Since the Snoqualmie Valley Winter Shelter has opened, we have logged more than 1,900 volunteer hours from over 100 people and have served over 550 meals (not including sack lunches) from many groups all over the Valley. All of us from the shelter have been pleasantly surprised by the great amount of support from this community. The shelter has been able, through all of its many partners, to find veteran’s benefits for one of its members and Social Security benefits for another. With work shirts and boots, three members of the shelter have found jobs.

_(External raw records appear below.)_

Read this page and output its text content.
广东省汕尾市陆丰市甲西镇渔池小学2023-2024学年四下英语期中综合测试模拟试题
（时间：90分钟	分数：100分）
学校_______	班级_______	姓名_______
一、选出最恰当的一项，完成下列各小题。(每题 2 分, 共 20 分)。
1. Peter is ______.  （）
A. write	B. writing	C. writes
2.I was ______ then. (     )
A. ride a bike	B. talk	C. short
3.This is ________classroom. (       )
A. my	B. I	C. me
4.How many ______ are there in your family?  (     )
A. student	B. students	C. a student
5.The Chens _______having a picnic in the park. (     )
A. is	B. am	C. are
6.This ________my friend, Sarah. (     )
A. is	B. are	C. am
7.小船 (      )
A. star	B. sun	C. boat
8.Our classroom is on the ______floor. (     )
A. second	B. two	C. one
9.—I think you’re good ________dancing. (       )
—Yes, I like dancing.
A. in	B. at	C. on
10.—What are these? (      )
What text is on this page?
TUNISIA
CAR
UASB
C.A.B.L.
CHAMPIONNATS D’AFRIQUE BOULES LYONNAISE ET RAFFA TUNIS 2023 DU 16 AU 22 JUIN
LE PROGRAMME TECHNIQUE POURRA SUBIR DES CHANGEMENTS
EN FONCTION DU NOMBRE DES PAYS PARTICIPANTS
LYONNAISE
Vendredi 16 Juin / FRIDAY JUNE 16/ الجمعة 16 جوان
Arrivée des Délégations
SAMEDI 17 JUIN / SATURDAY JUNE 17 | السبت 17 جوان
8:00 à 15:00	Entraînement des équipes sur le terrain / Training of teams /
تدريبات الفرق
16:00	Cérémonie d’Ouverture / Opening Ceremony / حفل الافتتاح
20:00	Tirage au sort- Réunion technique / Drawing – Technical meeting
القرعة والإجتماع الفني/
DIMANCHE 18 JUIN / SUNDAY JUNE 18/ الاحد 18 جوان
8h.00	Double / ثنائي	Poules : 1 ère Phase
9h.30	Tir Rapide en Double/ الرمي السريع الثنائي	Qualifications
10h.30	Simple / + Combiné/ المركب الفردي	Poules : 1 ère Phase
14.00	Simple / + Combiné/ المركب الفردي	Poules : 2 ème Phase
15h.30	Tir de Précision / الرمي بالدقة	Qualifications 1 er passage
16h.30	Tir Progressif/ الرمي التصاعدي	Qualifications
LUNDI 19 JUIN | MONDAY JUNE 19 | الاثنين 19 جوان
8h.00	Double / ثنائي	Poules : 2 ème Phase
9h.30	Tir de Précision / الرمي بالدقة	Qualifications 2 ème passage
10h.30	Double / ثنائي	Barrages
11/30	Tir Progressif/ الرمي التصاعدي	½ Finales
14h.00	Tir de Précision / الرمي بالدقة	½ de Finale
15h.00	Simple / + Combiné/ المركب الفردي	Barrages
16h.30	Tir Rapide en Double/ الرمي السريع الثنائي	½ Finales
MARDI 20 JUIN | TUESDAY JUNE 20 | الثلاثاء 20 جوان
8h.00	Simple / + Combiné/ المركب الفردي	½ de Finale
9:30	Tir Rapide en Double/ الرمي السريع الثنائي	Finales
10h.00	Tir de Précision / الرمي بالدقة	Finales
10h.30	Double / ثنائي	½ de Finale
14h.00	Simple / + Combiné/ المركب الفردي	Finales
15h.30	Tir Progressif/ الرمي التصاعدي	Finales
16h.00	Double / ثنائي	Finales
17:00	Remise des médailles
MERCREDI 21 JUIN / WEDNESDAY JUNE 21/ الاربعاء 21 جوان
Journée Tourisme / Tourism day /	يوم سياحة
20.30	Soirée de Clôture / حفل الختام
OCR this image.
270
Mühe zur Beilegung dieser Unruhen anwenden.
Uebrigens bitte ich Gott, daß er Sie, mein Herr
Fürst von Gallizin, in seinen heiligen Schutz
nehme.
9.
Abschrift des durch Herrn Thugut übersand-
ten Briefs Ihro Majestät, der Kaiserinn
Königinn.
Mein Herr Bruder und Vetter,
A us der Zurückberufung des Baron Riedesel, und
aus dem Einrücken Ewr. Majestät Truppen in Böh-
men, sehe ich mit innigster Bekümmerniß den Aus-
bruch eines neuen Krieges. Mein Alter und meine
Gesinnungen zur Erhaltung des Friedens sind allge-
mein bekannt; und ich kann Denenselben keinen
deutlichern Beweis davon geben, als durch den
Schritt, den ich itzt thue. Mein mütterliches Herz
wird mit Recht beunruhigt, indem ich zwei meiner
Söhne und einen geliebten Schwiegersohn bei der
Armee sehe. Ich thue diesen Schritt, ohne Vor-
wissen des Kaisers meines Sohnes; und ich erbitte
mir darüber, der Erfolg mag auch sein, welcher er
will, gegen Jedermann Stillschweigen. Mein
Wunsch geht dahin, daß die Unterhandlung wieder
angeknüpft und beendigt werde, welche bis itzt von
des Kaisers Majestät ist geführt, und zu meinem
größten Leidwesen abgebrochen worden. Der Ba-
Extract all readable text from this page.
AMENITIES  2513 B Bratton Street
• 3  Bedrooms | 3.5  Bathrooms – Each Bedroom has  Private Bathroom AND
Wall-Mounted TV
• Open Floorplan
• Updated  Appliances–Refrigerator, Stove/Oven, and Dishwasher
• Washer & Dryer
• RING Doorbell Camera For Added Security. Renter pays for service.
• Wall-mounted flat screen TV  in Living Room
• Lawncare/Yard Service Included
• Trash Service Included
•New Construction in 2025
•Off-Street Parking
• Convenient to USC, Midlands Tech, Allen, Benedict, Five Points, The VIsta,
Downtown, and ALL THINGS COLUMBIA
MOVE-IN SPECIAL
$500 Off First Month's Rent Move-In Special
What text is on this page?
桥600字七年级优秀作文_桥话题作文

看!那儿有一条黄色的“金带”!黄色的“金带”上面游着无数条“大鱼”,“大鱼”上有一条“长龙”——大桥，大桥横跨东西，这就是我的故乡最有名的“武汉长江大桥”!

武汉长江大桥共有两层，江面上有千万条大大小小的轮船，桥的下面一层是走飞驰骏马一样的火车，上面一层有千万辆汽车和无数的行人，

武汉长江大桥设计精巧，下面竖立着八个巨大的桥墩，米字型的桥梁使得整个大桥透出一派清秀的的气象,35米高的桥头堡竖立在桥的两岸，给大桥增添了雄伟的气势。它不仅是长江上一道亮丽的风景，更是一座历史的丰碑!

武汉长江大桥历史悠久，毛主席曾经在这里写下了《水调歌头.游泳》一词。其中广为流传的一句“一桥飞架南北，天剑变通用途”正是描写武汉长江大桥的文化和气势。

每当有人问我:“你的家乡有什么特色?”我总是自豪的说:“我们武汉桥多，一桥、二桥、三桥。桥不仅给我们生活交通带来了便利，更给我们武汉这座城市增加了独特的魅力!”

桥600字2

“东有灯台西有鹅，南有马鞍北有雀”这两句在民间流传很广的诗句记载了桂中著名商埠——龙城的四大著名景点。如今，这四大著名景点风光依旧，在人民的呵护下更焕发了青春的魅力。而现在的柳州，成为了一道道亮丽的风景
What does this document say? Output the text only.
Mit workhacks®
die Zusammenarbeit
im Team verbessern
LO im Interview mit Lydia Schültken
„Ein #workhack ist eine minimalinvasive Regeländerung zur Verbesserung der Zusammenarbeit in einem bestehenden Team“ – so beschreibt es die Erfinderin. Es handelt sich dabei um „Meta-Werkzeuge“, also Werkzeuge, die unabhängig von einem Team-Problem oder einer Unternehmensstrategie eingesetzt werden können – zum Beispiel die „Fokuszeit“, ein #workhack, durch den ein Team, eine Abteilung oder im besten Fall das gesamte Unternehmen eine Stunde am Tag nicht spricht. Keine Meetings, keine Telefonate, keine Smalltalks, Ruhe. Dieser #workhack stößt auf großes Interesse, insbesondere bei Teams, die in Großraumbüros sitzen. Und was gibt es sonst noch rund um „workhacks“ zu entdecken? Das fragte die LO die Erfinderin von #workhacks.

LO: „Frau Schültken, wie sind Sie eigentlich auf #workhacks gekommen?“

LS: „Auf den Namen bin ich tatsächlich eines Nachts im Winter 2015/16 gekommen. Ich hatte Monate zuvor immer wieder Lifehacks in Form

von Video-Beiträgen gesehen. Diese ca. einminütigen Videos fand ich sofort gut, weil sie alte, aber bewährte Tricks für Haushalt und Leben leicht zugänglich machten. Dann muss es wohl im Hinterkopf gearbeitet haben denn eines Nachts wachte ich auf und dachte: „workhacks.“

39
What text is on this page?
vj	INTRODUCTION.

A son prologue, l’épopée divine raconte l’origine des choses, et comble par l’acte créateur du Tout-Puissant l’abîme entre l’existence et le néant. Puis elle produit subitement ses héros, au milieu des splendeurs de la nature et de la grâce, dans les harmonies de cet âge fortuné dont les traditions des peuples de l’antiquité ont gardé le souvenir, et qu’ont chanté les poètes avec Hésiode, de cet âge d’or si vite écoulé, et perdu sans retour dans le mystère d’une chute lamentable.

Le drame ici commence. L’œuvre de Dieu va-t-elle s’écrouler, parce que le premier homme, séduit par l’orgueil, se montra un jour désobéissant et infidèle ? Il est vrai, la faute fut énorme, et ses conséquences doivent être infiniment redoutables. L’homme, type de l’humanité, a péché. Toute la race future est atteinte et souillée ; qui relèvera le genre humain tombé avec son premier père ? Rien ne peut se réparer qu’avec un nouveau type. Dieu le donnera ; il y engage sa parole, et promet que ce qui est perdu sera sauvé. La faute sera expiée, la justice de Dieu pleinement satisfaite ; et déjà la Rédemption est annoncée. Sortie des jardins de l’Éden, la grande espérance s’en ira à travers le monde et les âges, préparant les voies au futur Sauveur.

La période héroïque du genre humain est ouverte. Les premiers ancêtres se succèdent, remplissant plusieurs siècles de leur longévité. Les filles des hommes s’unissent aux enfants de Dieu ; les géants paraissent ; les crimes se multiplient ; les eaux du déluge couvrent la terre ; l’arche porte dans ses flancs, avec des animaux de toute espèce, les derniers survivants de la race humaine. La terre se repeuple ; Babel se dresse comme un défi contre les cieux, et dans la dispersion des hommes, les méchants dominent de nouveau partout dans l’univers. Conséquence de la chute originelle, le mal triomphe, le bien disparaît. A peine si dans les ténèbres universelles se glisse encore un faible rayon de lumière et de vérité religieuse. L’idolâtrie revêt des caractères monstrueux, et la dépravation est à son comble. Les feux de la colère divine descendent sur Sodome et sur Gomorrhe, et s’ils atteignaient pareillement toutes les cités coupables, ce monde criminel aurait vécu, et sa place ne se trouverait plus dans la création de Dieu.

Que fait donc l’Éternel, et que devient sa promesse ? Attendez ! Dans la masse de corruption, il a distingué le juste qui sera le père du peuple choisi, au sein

Most importantly, we have been able to erase some of the stigma and fear of the unknown surrounding the homeless through the forward-thinking people of the Valley. As a result of the amazing number of people with the insight to see that the future is better for us all by giving these people a chance, many thanks. These folks have been able to come out of survival mode and with some nutritious food and a safe place to sleep; many have begun to make decisions that will positively impact their lives. These changes will mean a better future not just for these people, but also for the health of the community at large as they become contributing members of the Valley, and dare I say, taxpayers. We have, collectively, improved the health of the homeless in our community in the short term, but more importantly, we have taken the first steps to improve the health of our community.

The shelter has taken in enough money to secure staffing until March 31; the startup cost has been met so if you have been considering taking action, we ask you to consider that every dollar that is taken in now can make a huge impact on sustainable operations of the shelter. Even a small donation of time (Volunteer hours reduce the need for paid staff) or money can keep us open at least until the cold weather is behind us. You can donate online at www.cfhomeless.org/donate/donate.php

These first steps are a beginning to getting other necessary services in place to meet the needs of a wider range of problems that face our homeless population; but kudos to the shelter guests that have shown they are already willing to help themselves. Now they can take those first paychecks, and secure their own shelter. We tell our shelter guests that “this is your shelter” and they have adopted, cleaned and taken care of it, but the truth is that this shelter belongs to us all. It is a testament to the caring, giving part of our community as a whole.